Data show the risk of the primary outcome was greater for rivaroxaban with an adjusted rate of 16.1 per 1000 person-years compared to 13.4 per 1000 person-years for apixaban (RD, 2.7, 95% CI, 1.9 - 3.5; HR, 1.18, 95% CI, 1.12 - 1.24).
Further, the rivaroxaban group had increased risk for both major ischemic events (8.6 versus 7.6 per 1000 person-years; RD, 1.1, 95% CI, 0.5 - 1.7; HR, 1.12, 95% CI, 1.04 - 1.20) and major hemorrhagic events (7.5 versus 5.9 per 1000 person-years; RD, 1.6, 95% CI, 1.1 - 2.1; HR, 1.26, 95% CI, 1.16 - 1.36). This included fatal extracranial bleeding (1.4 versus 1.0 per 1000 person-years; RD, 0.4, 95% CI, 0.2 - 0.7; HR, 1.41, 95% CI, 1.18 - 1.70).

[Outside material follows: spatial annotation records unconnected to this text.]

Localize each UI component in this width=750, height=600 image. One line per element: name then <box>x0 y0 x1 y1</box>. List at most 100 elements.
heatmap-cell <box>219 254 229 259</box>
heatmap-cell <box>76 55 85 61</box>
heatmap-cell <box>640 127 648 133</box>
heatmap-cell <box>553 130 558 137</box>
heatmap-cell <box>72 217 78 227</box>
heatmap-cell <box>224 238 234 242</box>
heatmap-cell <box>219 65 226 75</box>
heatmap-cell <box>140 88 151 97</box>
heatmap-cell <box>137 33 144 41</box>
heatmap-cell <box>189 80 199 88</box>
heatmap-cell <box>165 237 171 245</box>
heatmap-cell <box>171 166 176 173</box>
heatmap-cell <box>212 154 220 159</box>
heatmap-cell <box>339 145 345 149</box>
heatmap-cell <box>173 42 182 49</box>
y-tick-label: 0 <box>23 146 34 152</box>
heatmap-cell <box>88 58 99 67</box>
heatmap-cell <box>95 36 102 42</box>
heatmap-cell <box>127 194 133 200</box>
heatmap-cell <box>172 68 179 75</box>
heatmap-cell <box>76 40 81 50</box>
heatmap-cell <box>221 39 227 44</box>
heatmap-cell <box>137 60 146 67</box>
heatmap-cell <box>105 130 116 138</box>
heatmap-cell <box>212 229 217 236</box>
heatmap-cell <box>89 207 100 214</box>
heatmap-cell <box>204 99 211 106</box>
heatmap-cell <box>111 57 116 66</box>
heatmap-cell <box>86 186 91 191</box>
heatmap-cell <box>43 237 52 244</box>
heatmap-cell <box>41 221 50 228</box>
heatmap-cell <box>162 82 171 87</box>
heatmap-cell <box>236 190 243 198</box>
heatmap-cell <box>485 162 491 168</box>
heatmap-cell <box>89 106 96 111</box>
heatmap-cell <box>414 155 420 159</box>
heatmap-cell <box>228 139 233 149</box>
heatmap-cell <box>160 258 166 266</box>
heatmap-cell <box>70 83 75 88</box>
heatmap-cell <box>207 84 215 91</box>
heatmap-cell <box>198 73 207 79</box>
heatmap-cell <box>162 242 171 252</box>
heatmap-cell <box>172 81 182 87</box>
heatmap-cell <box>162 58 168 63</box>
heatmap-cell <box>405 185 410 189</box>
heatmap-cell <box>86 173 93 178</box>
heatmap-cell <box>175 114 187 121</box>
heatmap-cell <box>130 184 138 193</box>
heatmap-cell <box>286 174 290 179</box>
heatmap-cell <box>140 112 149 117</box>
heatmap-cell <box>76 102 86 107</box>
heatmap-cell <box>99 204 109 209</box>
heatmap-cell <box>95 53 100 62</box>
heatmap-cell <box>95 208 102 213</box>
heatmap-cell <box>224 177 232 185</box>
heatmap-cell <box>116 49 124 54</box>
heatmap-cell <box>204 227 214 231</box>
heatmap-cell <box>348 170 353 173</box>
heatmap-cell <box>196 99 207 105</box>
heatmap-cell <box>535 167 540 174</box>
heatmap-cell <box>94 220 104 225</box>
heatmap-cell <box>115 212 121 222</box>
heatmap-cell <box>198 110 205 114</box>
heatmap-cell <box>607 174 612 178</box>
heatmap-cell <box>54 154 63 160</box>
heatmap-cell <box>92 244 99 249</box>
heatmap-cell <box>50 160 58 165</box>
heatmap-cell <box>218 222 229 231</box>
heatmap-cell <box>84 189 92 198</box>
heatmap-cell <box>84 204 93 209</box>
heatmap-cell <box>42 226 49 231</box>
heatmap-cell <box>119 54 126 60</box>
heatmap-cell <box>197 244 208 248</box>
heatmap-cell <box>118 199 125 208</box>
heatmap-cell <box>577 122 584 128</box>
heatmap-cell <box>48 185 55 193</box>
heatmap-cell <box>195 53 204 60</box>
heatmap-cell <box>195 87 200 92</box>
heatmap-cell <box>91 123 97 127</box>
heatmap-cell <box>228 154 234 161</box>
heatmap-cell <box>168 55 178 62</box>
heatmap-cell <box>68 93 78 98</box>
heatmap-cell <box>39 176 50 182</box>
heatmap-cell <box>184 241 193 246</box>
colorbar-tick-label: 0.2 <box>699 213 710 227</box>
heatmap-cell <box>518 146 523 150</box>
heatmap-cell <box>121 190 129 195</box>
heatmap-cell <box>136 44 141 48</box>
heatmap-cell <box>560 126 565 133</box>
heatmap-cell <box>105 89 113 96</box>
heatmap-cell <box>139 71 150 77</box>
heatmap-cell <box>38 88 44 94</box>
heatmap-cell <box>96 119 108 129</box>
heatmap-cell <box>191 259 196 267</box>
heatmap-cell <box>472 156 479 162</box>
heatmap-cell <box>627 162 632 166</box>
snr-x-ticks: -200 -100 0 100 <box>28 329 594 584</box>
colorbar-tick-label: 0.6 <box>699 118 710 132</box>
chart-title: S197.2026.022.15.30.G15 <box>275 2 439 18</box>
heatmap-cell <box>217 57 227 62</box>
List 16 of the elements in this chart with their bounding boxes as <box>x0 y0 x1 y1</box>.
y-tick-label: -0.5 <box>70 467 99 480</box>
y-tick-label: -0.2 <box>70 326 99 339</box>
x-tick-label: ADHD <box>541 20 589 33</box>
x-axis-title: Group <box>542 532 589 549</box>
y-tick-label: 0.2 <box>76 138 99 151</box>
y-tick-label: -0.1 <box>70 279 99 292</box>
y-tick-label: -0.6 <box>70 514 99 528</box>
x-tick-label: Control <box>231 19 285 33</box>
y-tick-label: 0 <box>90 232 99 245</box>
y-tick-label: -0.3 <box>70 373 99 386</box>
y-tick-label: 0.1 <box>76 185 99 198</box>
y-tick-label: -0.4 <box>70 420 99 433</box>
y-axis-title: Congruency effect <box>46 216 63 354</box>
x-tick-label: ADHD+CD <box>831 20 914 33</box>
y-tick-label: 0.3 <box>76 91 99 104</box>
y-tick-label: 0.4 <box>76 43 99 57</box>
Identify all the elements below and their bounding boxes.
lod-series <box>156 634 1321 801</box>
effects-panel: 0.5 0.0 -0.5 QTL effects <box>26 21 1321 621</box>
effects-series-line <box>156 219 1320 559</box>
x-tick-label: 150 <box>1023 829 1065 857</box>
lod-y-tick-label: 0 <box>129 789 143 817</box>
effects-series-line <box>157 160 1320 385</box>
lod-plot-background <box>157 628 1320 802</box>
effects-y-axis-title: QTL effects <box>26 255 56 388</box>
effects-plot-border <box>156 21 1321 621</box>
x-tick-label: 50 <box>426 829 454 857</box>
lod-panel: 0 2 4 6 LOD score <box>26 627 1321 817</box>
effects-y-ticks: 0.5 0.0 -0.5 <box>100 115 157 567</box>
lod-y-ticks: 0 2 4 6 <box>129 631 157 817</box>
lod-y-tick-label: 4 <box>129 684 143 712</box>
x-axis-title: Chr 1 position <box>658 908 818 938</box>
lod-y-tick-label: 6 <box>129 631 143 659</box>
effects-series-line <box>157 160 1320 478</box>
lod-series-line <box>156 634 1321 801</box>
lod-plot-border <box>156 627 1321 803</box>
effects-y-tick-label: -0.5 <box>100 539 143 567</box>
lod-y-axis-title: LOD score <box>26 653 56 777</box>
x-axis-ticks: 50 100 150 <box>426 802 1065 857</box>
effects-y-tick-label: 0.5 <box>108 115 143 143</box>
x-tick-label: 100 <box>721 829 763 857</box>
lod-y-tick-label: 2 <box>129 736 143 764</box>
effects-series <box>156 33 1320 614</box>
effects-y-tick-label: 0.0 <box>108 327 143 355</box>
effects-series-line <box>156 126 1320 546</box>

Additionally, patients receiving rivaroxaban had an increased risk of nonfatal extracranial bleeding (39.7 versus 18.5 per 1000 person-years; RD, 21.1, 95% CI, 20.0 - 22.3; HR, 2.07, 95% CI, 1.99 - 2.15) and fatal ischemic/hemorrhagic events (4.5 versus 3.3 per 1000 person-years; RD, 1.2, 95% CI, 0.8 - 1.6; HR, 1.34, 95% CI, 1.21 - 1.48).
Ray and colleagues noted the risk of the primary outcome was increased for rivaroxaban in both patients receiving the reduced dose (27.4 versus 21.0 per 1000 person-years; RD, 6.4, 95% CI, 4.1 - 8.7; HR, 1.28, 95% CI, 1.16 - 1.40) and the standard dose (13.2 versus 11.4 per 1000 person-years; RD, 1.8, 95% CI, 1.0 - 2.6; HR, 1.13, 95% CI, 1.06 - 1.21).
Investigators pointed to an increased sample size, treatment with reduced doses, and an integrated measure of the benefits and harms of anticoagulation for patients with atrial fibrillation as the 3 distinct contributions of evidence necessary to guide clinical practice.
“Although the incidence of major ischemic or hemorrhagic events was increased for patients receiving rivaroxaban in either dose, both the relative and absolute increase in risk were most pronounced for those with reduced doses, which underscores the importance of anticoagulant choice in this population,” they wrote.
The study, “Association of Rivaroxaban vs Apixaban With Major Ischemic or Hemorrhagic Events in Patients With Atrial Fibrillation,” was published in JAMA.